Fonte: MIZUKI, Shigeru. Saishinban Akuma-Kun #1-3 最新版 悪魔 (ん (1-3巻 全巻), Tokyo: Kodansha, 1988-1990.
O pesquisador de cultura pop japonesa Rafael Machado Costa, editor independente da Kaijuu Editora, nos lembra de uma aparição bastante pontual de um saci-pererê em um quadrinho anterior de Mizuki. Trata-se de Yuki-hime-chan e GeGeGe no Kitarō (雪姫ちゃんとゲゲゲの鬼太郎), publicado de 1980 a 1981 (2020). Todavia, na série publicada no semanário Comic BomBom, da Kodansha, de dezembro de 1988 a abril de 1990, o Saci de Mizuki adquire maior destaque.
Algumas características do Sashiperere são semelhantes às do personagem brasileiro, mas pensadas conforme a perspectiva de um japonês. Assim como o nosso personagem, Sashiperere apresenta uma diminuta estatura e pele negra. Suas feições negras são apresentadas através de um rosto arredondado, pelos lábios grossos que estão sempre acompanhados do característico cachimbo e pelo tom de pele acentuadamente mais escuro comparado ao dos demais yōkai.
O nosso Saci usa
um gorro vermelho. Já o de Mizuki apresenta uma outra tonalidade (no desenho
animado japonês a carapuça é apresentada como roxa com a borda avermelhada. Já
nas capas das edições do mangá, que costumam ser coloridas, as cores tendem a
variar). O Sashiperere de Mizuki usa uma camisa manga longa com bolinhas. Já o
nosso Saci tende a ser representado sem vestimentas e alguns casos, usando
apenas um short geralmente vermelho para cobrir sua genitália. Vale
lembrar que além da versão mais popularizada por um Monteiro Lobato no livro “O
Saci-Pererê: resultado de um inquérito” ou nas aventuras e desventuras do
“Sítio do Pica-pau Amarelo”, há outras variantes - conforme a historiadora
Carla Anastasia em seus textos sobre o Saci como uma alegoria do Sertão e uma
figura mestiça ou ainda Câmara Cascudo, em suas estudos folclóricos que cobriam
variações do Saci do norte ao sul do país (2002). Voltando às comparações entre
o Sashiperere e o Saci brasileiro: Ambos aparecem com um cachimbo. Outro ponto
em comum entre o Saci brasileiro e o Saci do mangá é ter apenas uma perna.

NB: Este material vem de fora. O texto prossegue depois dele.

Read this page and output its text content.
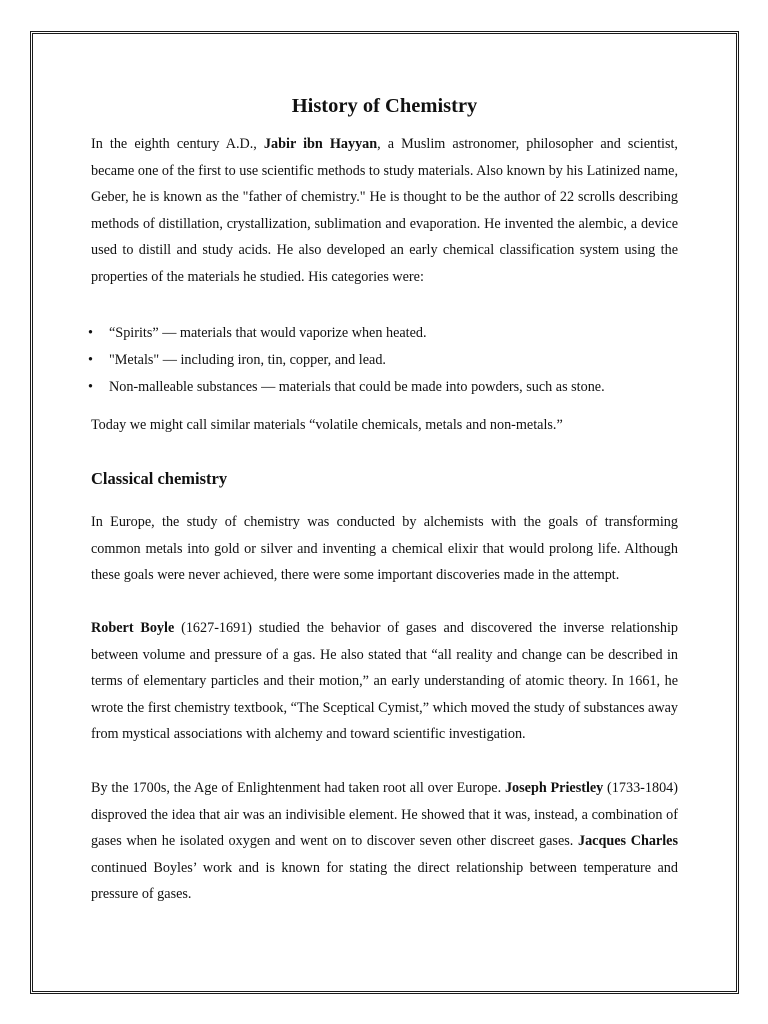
History of Chemistry

In the eighth century A.D., Jabir ibn Hayyan, a Muslim astronomer, philosopher and scientist, became one of the first to use scientific methods to study materials. Also known by his Latinized name, Geber, he is known as the "father of chemistry." He is thought to be the author of 22 scrolls describing methods of distillation, crystallization, sublimation and evaporation. He invented the alembic, a device used to distill and study acids. He also developed an early chemical classification system using the properties of the materials he studied. His categories were:

• “Spirits” — materials that would vaporize when heated.
• "Metals" — including iron, tin, copper, and lead.
• Non-malleable substances — materials that could be made into powders, such as stone.

Today we might call similar materials “volatile chemicals, metals and non-metals.”

Classical chemistry

In Europe, the study of chemistry was conducted by alchemists with the goals of transforming common metals into gold or silver and inventing a chemical elixir that would prolong life. Although these goals were never achieved, there were some important discoveries made in the attempt.

Robert Boyle (1627-1691) studied the behavior of gases and discovered the inverse relationship between volume and pressure of a gas. He also stated that “all reality and change can be described in terms of elementary particles and their motion,” an early understanding of atomic theory. In 1661, he wrote the first chemistry textbook, “The Sceptical Cymist,” which moved the study of substances away from mystical associations with alchemy and toward scientific investigation.

By the 1700s, the Age of Enlightenment had taken root all over Europe. Joseph Priestley (1733-1804) disproved the idea that air was an indivisible element. He showed that it was, instead, a combination of gases when he isolated oxygen and went on to discover seven other discreet gases. Jacques Charles continued Boyles’ work and is known for stating the direct relationship between temperature and pressure of gases.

Na animação japonesa, lançada três meses após a serialização, o Sashiperere apresenta as duas pernas. Não há elementos consistentes até o presente momento para explicar o porquê dele ser apresentado com duas pernas e não apenas uma. A imagem abaixo apresenta o Saci do anime, um dos 11 apóstolos de Akuma-kun:
Independentemente
de ter apenas uma perna no mangá e as duas pernas no anime o Sashiperere consegue produzir ao redor de si um tornado e
com ele gerar rajadas de vento de alta velocidade, que por vezes, usa contra os
inimigos, como é possível observar na imagem abaixo:
Figura 9: Sashipere demostrando seu poder. Imagem disponível em: https://twpro.jp/Saciperere_
No mangá se o cachimbo lhe é retirado Sashiperere se torna um bebê. Isso muda consideravelmente as origens dos poderes do Saci, que em nossa cultura tem como ponto fraco a carapuça. Na versão que foi consolidada por Monteiro Lobato, basta tirar o gorro do Saci para que ele perca a invulnerabilidade. É mostrado ainda que ele é uma criatura sobrenatural proveniente do Brasil e que adora jogar futebol. Notadamente, aqui vê-se uma estereotipia em torno do Brasil. O Saci de Mizuki é apresentado como o décimo primeiro de 12 apóstolos.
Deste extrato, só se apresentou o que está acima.